On 30 Aug, 18:43, frantheman <[email protected]> wrote:
> On 30 Aug., 17:51, BB47 <[email protected]> wrote:
>
>
>
> > Yes, you have good points except that Guantanamo went on for seven
> > years. There was plenty of outrage, yet It is still not over.
>
> I'll just quickly take up one point here. Yes, the USA needed 7 years
> to tackle the Guantanamo question. In this period there were two mid-
> term elections and two presidential elections - only after the last of
> these did things finally start to move. The basic "facts" pertaining
> to Guantanamo were generally known from the beginning. There were also
> figures who presented themselves (more or less) as alternatives to
> Bush's politics and measures. The US electorate decided in 2002, 2004
> and 2006 not to give them practical majorities. Like it or not, those
> of us living in systems which organise themselves according to the
> principle of representative democracy have to accept election results
> (as long as they are generally regarded as being fair).
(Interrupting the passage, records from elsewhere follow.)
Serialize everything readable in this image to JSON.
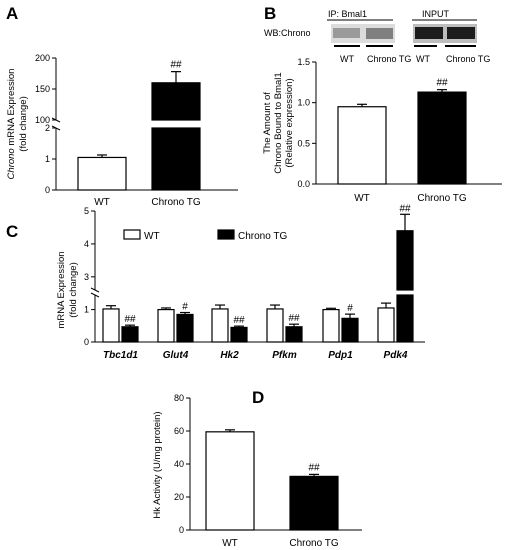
{
  "panels": {
    "A": {
      "label": "A"
    },
    "B": {
      "label": "B"
    },
    "C": {
      "label": "C"
    },
    "D": {
      "label": "D"
    }
  },
  "western_blot": {
    "wb_label": "WB:Chrono",
    "ip_label": "IP: Bmal1",
    "input_label": "INPUT",
    "lane_labels": [
      "WT",
      "Chrono TG",
      "WT",
      "Chrono TG"
    ]
  },
  "chart_data": [
    {
      "panel": "A",
      "type": "bar",
      "categories": [
        "WT",
        "Chrono TG"
      ],
      "values": [
        1.05,
        160
      ],
      "errors": [
        0.08,
        18
      ],
      "colors": [
        "#ffffff",
        "#000000"
      ],
      "significance": [
        "",
        "##"
      ],
      "ylabel_italic": "Chrono",
      "ylabel_rest": " mRNA Expression",
      "ylabel_line2": "(fold change)",
      "y_break": {
        "lower": [
          0,
          2
        ],
        "upper": [
          100,
          200
        ]
      },
      "yticks_lower": [
        "0",
        "1",
        "2"
      ],
      "yticks_upper": [
        "100",
        "150",
        "200"
      ]
    },
    {
      "panel": "B",
      "type": "bar",
      "categories": [
        "WT",
        "Chrono TG"
      ],
      "values": [
        0.95,
        1.13
      ],
      "errors": [
        0.03,
        0.03
      ],
      "colors": [
        "#ffffff",
        "#000000"
      ],
      "significance": [
        "",
        "##"
      ],
      "ylabel_lines": [
        "The Amount of",
        "Chrono Bound to Bmal1",
        "(Relative expression)"
      ],
      "ylim": [
        0,
        1.5
      ],
      "yticks": [
        "0.0",
        "0.5",
        "1.0",
        "1.5"
      ]
    },
    {
      "panel": "C",
      "type": "bar",
      "categories": [
        "Tbc1d1",
        "Glut4",
        "Hk2",
        "Pfkm",
        "Pdp1",
        "Pdk4"
      ],
      "series": [
        {
          "name": "WT",
          "color": "#ffffff",
          "values": [
            1.02,
            1.0,
            1.02,
            1.02,
            1.0,
            1.05
          ],
          "errors": [
            0.1,
            0.05,
            0.12,
            0.12,
            0.04,
            0.15
          ]
        },
        {
          "name": "Chrono TG",
          "color": "#000000",
          "values": [
            0.47,
            0.85,
            0.45,
            0.47,
            0.73,
            4.4
          ],
          "errors": [
            0.05,
            0.06,
            0.04,
            0.08,
            0.13,
            0.5
          ]
        }
      ],
      "significance": [
        "##",
        "#",
        "##",
        "##",
        "#",
        "##"
      ],
      "ylabel_lines": [
        "mRNA Expression",
        "(fold change)"
      ],
      "y_break": {
        "lower": [
          0,
          1.45
        ],
        "upper": [
          2.6,
          5.0
        ]
      },
      "yticks": [
        "0",
        "1",
        "3",
        "4",
        "5"
      ]
    },
    {
      "panel": "D",
      "type": "bar",
      "categories": [
        "WT",
        "Chrono TG"
      ],
      "values": [
        59.5,
        32.5
      ],
      "errors": [
        1.2,
        1.2
      ],
      "colors": [
        "#ffffff",
        "#000000"
      ],
      "significance": [
        "",
        "##"
      ],
      "ylabel": "Hk Activity (U/mg protein)",
      "ylim": [
        0,
        80
      ],
      "yticks": [
        "0",
        "20",
        "40",
        "60",
        "80"
      ]
    }
  ]
}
The
> unfortunate fact is that, despite the question of legitimacy regarding
> Bush's first term (I'll leave it to Chris to educate us in the
> peculiarities of Florida election procedures, should he wish), the
> majority of those who voted in November 2004 in the USA gave Dubya a
> second term. Confused, misled, lied-to, foxxed as the electorate may
> have partly been, the majority of US Americans who bothered to vote
> chose to ignore the alternative views being presented and confirmed
> Bush, his regime and his policies for a second term.
>
> It took so long, because it took so long for the majority of voters in
> the US to finally look at what was really going on. But, seen in a
> purely US context, that was as much the responsibility of "us" (the
> voting electorate, who gave Bush a continued mandate) as it was of
> "them" (the politicians who carried on doing what they were doing).
> Try as we may, we cannot abdicate responsibilities - or pass them on,
> like a blank cheque, to someone else.
>
> "If we have this power you speak of, why do these things not only
>
> > occur, but carry on for years and years?"
>
> Because it often takes that long for us to realise our
> responsibilities and do something about them, that's why.